June 6, 2014: In Kabul a Taliban attack (with a roadside bomb and a suicide bomber) on a convoy carrying presidential candidate Abdullah Abdullah left twelve dead but the candidate was unharmed. Police investigators uncovered evidence that this was another attack organized by ISI (the Pakistani CIA) but the Pakistanis denied it (they always do). Abdullah Abdullah, because he is part Tajik and backed the Northern Alliance against the Taliban, is seen as the candidate who could do the most damage to the Taliban and Pushtun interests in general. The ISI has always backed the Pushtuns in order to exercise maximum influence over Afghan affairs.
June 4, 2014:
Pakistan complained that rockets fired from Afghanistan had killed two soldiers on the Pakistani side of the border.

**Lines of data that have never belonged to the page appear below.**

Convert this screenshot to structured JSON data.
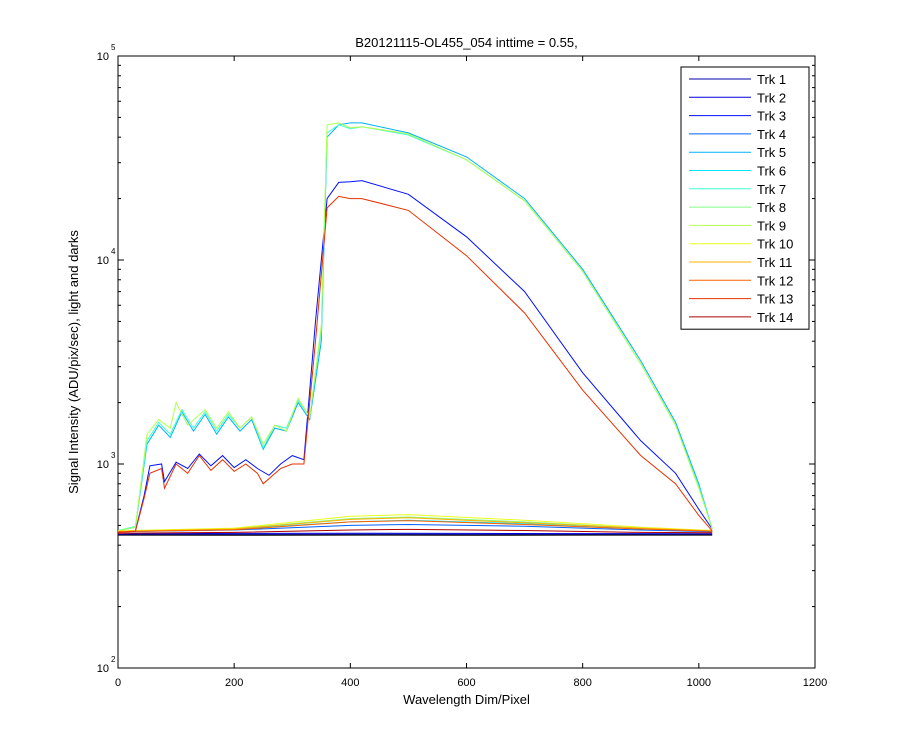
{
  "chart_data": {
    "type": "line",
    "title": "B20121115-OL455_054 inttime = 0.55,",
    "xlabel": "Wavelength Dim/Pixel",
    "ylabel": "Signal Intensity (ADU/pix/sec), light and darks",
    "xlim": [
      0,
      1200
    ],
    "ylim": [
      100,
      100000
    ],
    "yscale": "log",
    "xticks": [
      0,
      200,
      400,
      600,
      800,
      1000,
      1200
    ],
    "yticks": [
      {
        "base": "10",
        "exp": "2",
        "value": 100
      },
      {
        "base": "10",
        "exp": "3",
        "value": 1000
      },
      {
        "base": "10",
        "exp": "4",
        "value": 10000
      },
      {
        "base": "10",
        "exp": "5",
        "value": 100000
      }
    ],
    "grid": false,
    "legend_position": "top-right",
    "series": [
      {
        "name": "Trk 1",
        "color": "#0000a8",
        "points": [
          [
            0,
            450
          ],
          [
            40,
            452
          ],
          [
            200,
            452
          ],
          [
            400,
            453
          ],
          [
            600,
            452
          ],
          [
            800,
            452
          ],
          [
            1023,
            452
          ]
        ]
      },
      {
        "name": "Trk 2",
        "color": "#0000dc",
        "points": [
          [
            0,
            452
          ],
          [
            40,
            455
          ],
          [
            200,
            457
          ],
          [
            400,
            458
          ],
          [
            600,
            457
          ],
          [
            800,
            456
          ],
          [
            1023,
            455
          ]
        ]
      },
      {
        "name": "Trk 3",
        "color": "#0010ff",
        "points": [
          [
            0,
            462
          ],
          [
            30,
            470
          ],
          [
            45,
            700
          ],
          [
            55,
            980
          ],
          [
            75,
            1000
          ],
          [
            80,
            820
          ],
          [
            100,
            1020
          ],
          [
            120,
            950
          ],
          [
            140,
            1120
          ],
          [
            160,
            980
          ],
          [
            180,
            1100
          ],
          [
            200,
            960
          ],
          [
            220,
            1050
          ],
          [
            240,
            950
          ],
          [
            260,
            880
          ],
          [
            280,
            1000
          ],
          [
            300,
            1100
          ],
          [
            320,
            1050
          ],
          [
            340,
            5000
          ],
          [
            360,
            20000
          ],
          [
            380,
            24000
          ],
          [
            400,
            24200
          ],
          [
            420,
            24500
          ],
          [
            500,
            21000
          ],
          [
            600,
            13000
          ],
          [
            700,
            7000
          ],
          [
            800,
            2800
          ],
          [
            900,
            1300
          ],
          [
            960,
            900
          ],
          [
            1000,
            600
          ],
          [
            1023,
            480
          ]
        ]
      },
      {
        "name": "Trk 4",
        "color": "#0060ff",
        "points": [
          [
            0,
            465
          ],
          [
            200,
            475
          ],
          [
            400,
            500
          ],
          [
            500,
            505
          ],
          [
            700,
            495
          ],
          [
            900,
            475
          ],
          [
            1023,
            465
          ]
        ]
      },
      {
        "name": "Trk 5",
        "color": "#00b0ff",
        "points": [
          [
            0,
            470
          ],
          [
            30,
            490
          ],
          [
            50,
            1250
          ],
          [
            70,
            1550
          ],
          [
            90,
            1350
          ],
          [
            110,
            1800
          ],
          [
            130,
            1450
          ],
          [
            150,
            1750
          ],
          [
            170,
            1400
          ],
          [
            190,
            1700
          ],
          [
            210,
            1450
          ],
          [
            230,
            1650
          ],
          [
            250,
            1180
          ],
          [
            270,
            1500
          ],
          [
            290,
            1450
          ],
          [
            310,
            2000
          ],
          [
            330,
            1650
          ],
          [
            350,
            4000
          ],
          [
            360,
            40000
          ],
          [
            380,
            46000
          ],
          [
            400,
            47000
          ],
          [
            420,
            47000
          ],
          [
            500,
            42000
          ],
          [
            600,
            32000
          ],
          [
            700,
            20000
          ],
          [
            800,
            9000
          ],
          [
            900,
            3200
          ],
          [
            960,
            1600
          ],
          [
            1000,
            800
          ],
          [
            1023,
            480
          ]
        ]
      },
      {
        "name": "Trk 6",
        "color": "#00e8ff",
        "points": [
          [
            0,
            468
          ],
          [
            200,
            480
          ],
          [
            400,
            520
          ],
          [
            500,
            530
          ],
          [
            700,
            510
          ],
          [
            900,
            480
          ],
          [
            1023,
            470
          ]
        ]
      },
      {
        "name": "Trk 7",
        "color": "#40ffd0",
        "points": [
          [
            0,
            472
          ],
          [
            30,
            495
          ],
          [
            50,
            1300
          ],
          [
            70,
            1600
          ],
          [
            90,
            1400
          ],
          [
            110,
            1850
          ],
          [
            130,
            1500
          ],
          [
            150,
            1800
          ],
          [
            170,
            1450
          ],
          [
            190,
            1750
          ],
          [
            210,
            1500
          ],
          [
            230,
            1700
          ],
          [
            250,
            1200
          ],
          [
            270,
            1550
          ],
          [
            290,
            1500
          ],
          [
            310,
            2050
          ],
          [
            330,
            1700
          ],
          [
            350,
            4500
          ],
          [
            360,
            42000
          ],
          [
            380,
            46000
          ],
          [
            400,
            44000
          ],
          [
            420,
            45000
          ],
          [
            500,
            41000
          ],
          [
            600,
            31000
          ],
          [
            700,
            19500
          ],
          [
            800,
            8800
          ],
          [
            900,
            3100
          ],
          [
            960,
            1550
          ],
          [
            1000,
            780
          ],
          [
            1023,
            480
          ]
        ]
      },
      {
        "name": "Trk 8",
        "color": "#80ff80",
        "points": [
          [
            0,
            470
          ],
          [
            200,
            482
          ],
          [
            400,
            540
          ],
          [
            500,
            550
          ],
          [
            700,
            520
          ],
          [
            900,
            485
          ],
          [
            1023,
            472
          ]
        ]
      },
      {
        "name": "Trk 9",
        "color": "#b0ff50",
        "points": [
          [
            0,
            470
          ],
          [
            30,
            490
          ],
          [
            50,
            1400
          ],
          [
            70,
            1650
          ],
          [
            90,
            1500
          ],
          [
            100,
            2000
          ],
          [
            120,
            1550
          ],
          [
            150,
            1850
          ],
          [
            170,
            1500
          ],
          [
            190,
            1800
          ],
          [
            210,
            1500
          ],
          [
            230,
            1700
          ],
          [
            250,
            1250
          ],
          [
            270,
            1550
          ],
          [
            290,
            1450
          ],
          [
            310,
            2100
          ],
          [
            330,
            1700
          ],
          [
            350,
            4800
          ],
          [
            360,
            46000
          ],
          [
            380,
            47000
          ],
          [
            400,
            44500
          ],
          [
            420,
            45000
          ],
          [
            500,
            41500
          ],
          [
            600,
            31000
          ],
          [
            700,
            19500
          ],
          [
            800,
            8800
          ],
          [
            900,
            3100
          ],
          [
            960,
            1550
          ],
          [
            1000,
            760
          ],
          [
            1023,
            480
          ]
        ]
      },
      {
        "name": "Trk 10",
        "color": "#e8ff20",
        "points": [
          [
            0,
            470
          ],
          [
            200,
            485
          ],
          [
            400,
            555
          ],
          [
            500,
            565
          ],
          [
            700,
            530
          ],
          [
            900,
            490
          ],
          [
            1023,
            472
          ]
        ]
      },
      {
        "name": "Trk 11",
        "color": "#ffb000",
        "points": [
          [
            0,
            468
          ],
          [
            200,
            480
          ],
          [
            400,
            535
          ],
          [
            500,
            545
          ],
          [
            700,
            515
          ],
          [
            900,
            485
          ],
          [
            1023,
            470
          ]
        ]
      },
      {
        "name": "Trk 12",
        "color": "#ff6000",
        "points": [
          [
            0,
            466
          ],
          [
            200,
            476
          ],
          [
            400,
            520
          ],
          [
            500,
            528
          ],
          [
            700,
            505
          ],
          [
            900,
            480
          ],
          [
            1023,
            468
          ]
        ]
      },
      {
        "name": "Trk 13",
        "color": "#e83000",
        "points": [
          [
            0,
            462
          ],
          [
            30,
            468
          ],
          [
            45,
            680
          ],
          [
            55,
            900
          ],
          [
            75,
            950
          ],
          [
            80,
            760
          ],
          [
            100,
            1000
          ],
          [
            120,
            900
          ],
          [
            140,
            1100
          ],
          [
            160,
            930
          ],
          [
            180,
            1050
          ],
          [
            200,
            920
          ],
          [
            220,
            1000
          ],
          [
            240,
            900
          ],
          [
            250,
            800
          ],
          [
            280,
            950
          ],
          [
            300,
            1000
          ],
          [
            320,
            1000
          ],
          [
            340,
            4000
          ],
          [
            360,
            18000
          ],
          [
            380,
            20500
          ],
          [
            400,
            20000
          ],
          [
            420,
            20000
          ],
          [
            500,
            17500
          ],
          [
            600,
            10500
          ],
          [
            700,
            5500
          ],
          [
            800,
            2300
          ],
          [
            900,
            1100
          ],
          [
            960,
            800
          ],
          [
            1000,
            560
          ],
          [
            1023,
            470
          ]
        ]
      },
      {
        "name": "Trk 14",
        "color": "#b00000",
        "points": [
          [
            0,
            458
          ],
          [
            200,
            462
          ],
          [
            400,
            475
          ],
          [
            500,
            478
          ],
          [
            700,
            472
          ],
          [
            900,
            462
          ],
          [
            1023,
            460
          ]
        ]
      },
      {
        "name": "",
        "color": "#000000",
        "points": [
          [
            0,
            448
          ],
          [
            200,
            447
          ],
          [
            400,
            448
          ],
          [
            600,
            447
          ],
          [
            800,
            448
          ],
          [
            1023,
            448
          ]
        ]
      }
    ]
  }
}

June 1, 2014: In the east (Kunar province) at least 18 Taliban were killed by an American UAV missile attack and at least six wounded. While there have been fewer of these attacks in Pakistan in the last year there has been a big increase in such missile strikes and UAV surveillance in Afghanistan.
May 31, 2014:
Pakistan launched some air strikes into Afghanistan after Pakistani Islamic terrorists based in Afghanistan crossed the border and attacked in Pakistan. Afghanistan complained about this invasion while Pakistan complained about Afghanistan ignoring the terrorists camped out on the Afghan side of the border. Afghanistan accuses Pakistan of doing the same for far longer and more extensively but Pakistan refuses to acknowledge that problem.

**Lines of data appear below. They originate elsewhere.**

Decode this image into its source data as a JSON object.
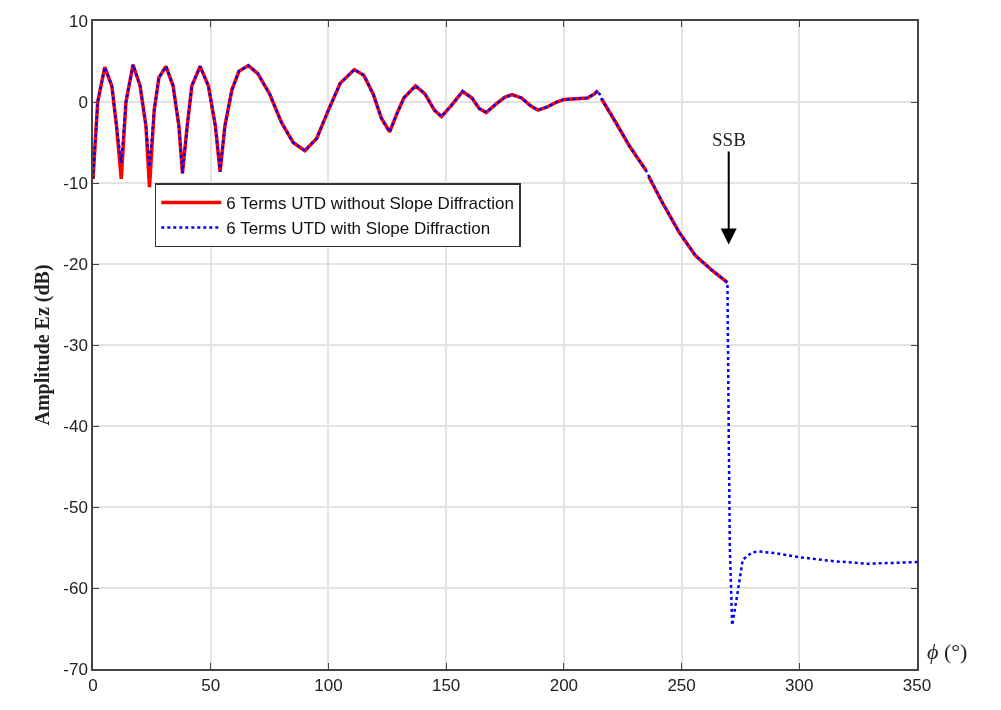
{
  "chart_data": {
    "type": "line",
    "xlabel": "ϕ (°)",
    "ylabel": "Amplitude Ez (dB)",
    "xlim": [
      0,
      350
    ],
    "xticks": [
      0,
      50,
      100,
      150,
      200,
      250,
      300,
      350
    ],
    "ylim": [
      -70,
      10
    ],
    "yticks": [
      -70,
      -60,
      -50,
      -40,
      -30,
      -20,
      -10,
      0,
      10
    ],
    "grid": true,
    "legend": "left",
    "annotations": [
      "SSB"
    ],
    "series": [
      {
        "name": "6 Terms UTD without Slope Diffraction",
        "color": "#ff0000",
        "line_style": "solid",
        "x": [
          0,
          2,
          5,
          8,
          10,
          12,
          14,
          17,
          20,
          22.5,
          24,
          26,
          28,
          31,
          34,
          36.5,
          38,
          40,
          42,
          45.5,
          49,
          52,
          54,
          56,
          59,
          62,
          66,
          70,
          75,
          80,
          85,
          90,
          95,
          100,
          105,
          111,
          115,
          119,
          122.5,
          126,
          129,
          132,
          137,
          141,
          145,
          148,
          152,
          157,
          161,
          164,
          167,
          171,
          175,
          178,
          182,
          186,
          189,
          193,
          197,
          200,
          205,
          210,
          213,
          214.5,
          215.2,
          216,
          222,
          228,
          235,
          235.5,
          236,
          242,
          249,
          256,
          263,
          269.5
        ],
        "values": [
          -9.5,
          0,
          4.3,
          2,
          -3,
          -9.5,
          0,
          4.6,
          2,
          -3,
          -10.5,
          -1,
          3,
          4.4,
          2,
          -3,
          -8.8,
          -3,
          2,
          4.4,
          2,
          -3,
          -8.6,
          -3,
          1.5,
          3.8,
          4.5,
          3.5,
          1,
          -2.5,
          -5,
          -6,
          -4.5,
          -1,
          2.3,
          4,
          3.3,
          1,
          -2,
          -3.7,
          -1.5,
          0.5,
          2,
          1,
          -1,
          -1.8,
          -0.5,
          1.3,
          0.5,
          -0.8,
          -1.3,
          -0.3,
          0.6,
          0.9,
          0.5,
          -0.5,
          -1,
          -0.6,
          0,
          0.3,
          0.4,
          0.5,
          1,
          1.4,
          null,
          0.4,
          -2.5,
          -5.5,
          -8.5,
          null,
          -9.2,
          -12.5,
          -16.1,
          -19,
          -20.8,
          -22.3
        ]
      },
      {
        "name": "6 Terms UTD with Slope Diffraction",
        "color": "#0000ff",
        "line_style": "dotted",
        "x": [
          0,
          2,
          5,
          8,
          10,
          12,
          14,
          17,
          20,
          22.5,
          24,
          26,
          28,
          31,
          34,
          36.5,
          38,
          40,
          42,
          45.5,
          49,
          52,
          54,
          56,
          59,
          62,
          66,
          70,
          75,
          80,
          85,
          90,
          95,
          100,
          105,
          111,
          115,
          119,
          122.5,
          126,
          129,
          132,
          137,
          141,
          145,
          148,
          152,
          157,
          161,
          164,
          167,
          171,
          175,
          178,
          182,
          186,
          189,
          193,
          197,
          200,
          205,
          210,
          213,
          214.5,
          216,
          222,
          228,
          235,
          242,
          249,
          256,
          263,
          269.5,
          270,
          270.5,
          271.5,
          273,
          276,
          280,
          283,
          290,
          300,
          315,
          329,
          340,
          350
        ],
        "values": [
          -9.5,
          0,
          4.3,
          2,
          -3,
          -7.5,
          0,
          4.6,
          2,
          -3,
          -8,
          -1,
          3,
          4.4,
          2,
          -3,
          -8.8,
          -3,
          2,
          4.4,
          2,
          -3,
          -8.6,
          -3,
          1.5,
          3.8,
          4.5,
          3.5,
          1,
          -2.5,
          -5,
          -6,
          -4.5,
          -1,
          2.3,
          4,
          3.3,
          1,
          -2,
          -3.7,
          -1.5,
          0.5,
          2,
          1,
          -1,
          -1.8,
          -0.5,
          1.3,
          0.5,
          -0.8,
          -1.3,
          -0.3,
          0.6,
          0.9,
          0.5,
          -0.5,
          -1,
          -0.6,
          0,
          0.3,
          0.4,
          0.5,
          1,
          1.4,
          0.4,
          -2.5,
          -5.5,
          -8.5,
          -12.5,
          -16.1,
          -19,
          -20.8,
          -22.3,
          -40,
          -55,
          -64.6,
          -62,
          -56.5,
          -55.6,
          -55.5,
          -55.7,
          -56.2,
          -56.7,
          -57,
          -56.9,
          -56.8
        ]
      }
    ]
  }
}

May 28, 2014: In the north (Faryab province) three Turkmenistan border guards were killed by an armed group coming from Afghanistan. The intruders took the weapons of the dead Turkmen border guards and returned to Afghanistan. This is the second time in three months this has happened.

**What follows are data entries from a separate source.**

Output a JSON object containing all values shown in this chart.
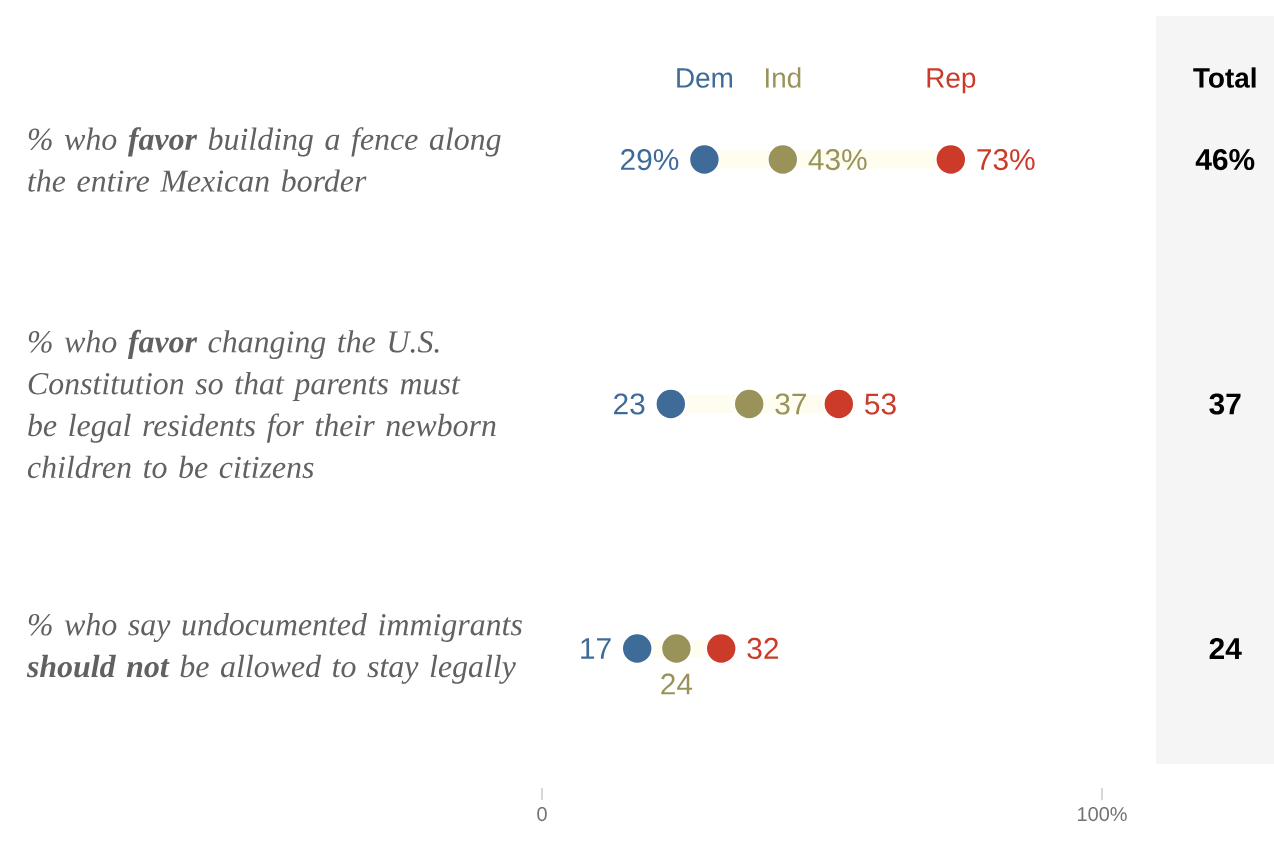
{
  "chart_data": {
    "type": "scatter",
    "orientation": "horizontal",
    "categories": [
      "% who **favor** building a fence along the entire Mexican border",
      "% who **favor** changing the U.S. Constitution so that parents must be legal residents for their newborn children to be citizens",
      "% who say undocumented immigrants **should not** be allowed to stay legally"
    ],
    "series": [
      {
        "name": "Dem",
        "color": "#3f6b98",
        "values": [
          29,
          23,
          17
        ],
        "value_labels": [
          "29%",
          "23",
          "17"
        ]
      },
      {
        "name": "Ind",
        "color": "#99935a",
        "values": [
          43,
          37,
          24
        ],
        "value_labels": [
          "43%",
          "37",
          "24"
        ]
      },
      {
        "name": "Rep",
        "color": "#cc3a2a",
        "values": [
          73,
          53,
          32
        ],
        "value_labels": [
          "73%",
          "53",
          "32"
        ]
      }
    ],
    "xlim": [
      0,
      100
    ],
    "xticks": [
      {
        "value": 0,
        "label": "0"
      },
      {
        "value": 100,
        "label": "100%"
      }
    ],
    "annotations": [
      "Total",
      "46%",
      "37",
      "24"
    ]
  }
}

May 27, 2014: The U.S. informed Afghanistan of plans for the withdrawal of American personnel and aid money. After this year there will only be 10,000 American troops in Afghanistan, and in 2016 only 5,000. After that there will be only about a thousand, plus some contractors, to advise, train and monitor how aid money is spent. After 2018 the U.S. will start to cut financial aid (currently nearly $5 billion a year) that supports the 325,000 Afghan soldiers and police. The U.S. is concerned that a lot of this aid is being stolen and that theft will increase once most American troops are gone. If that does happen, despite new efforts to detect and disrupt corruption, the U.S. will simply cut the aid and let the larcenous Afghan leaders decide how they want to proceed. The U.S. has found that increased American efforts to curb theft of aid is seen as a challenge by most Afghan officials who are often quite imaginative in finding new ways to steal.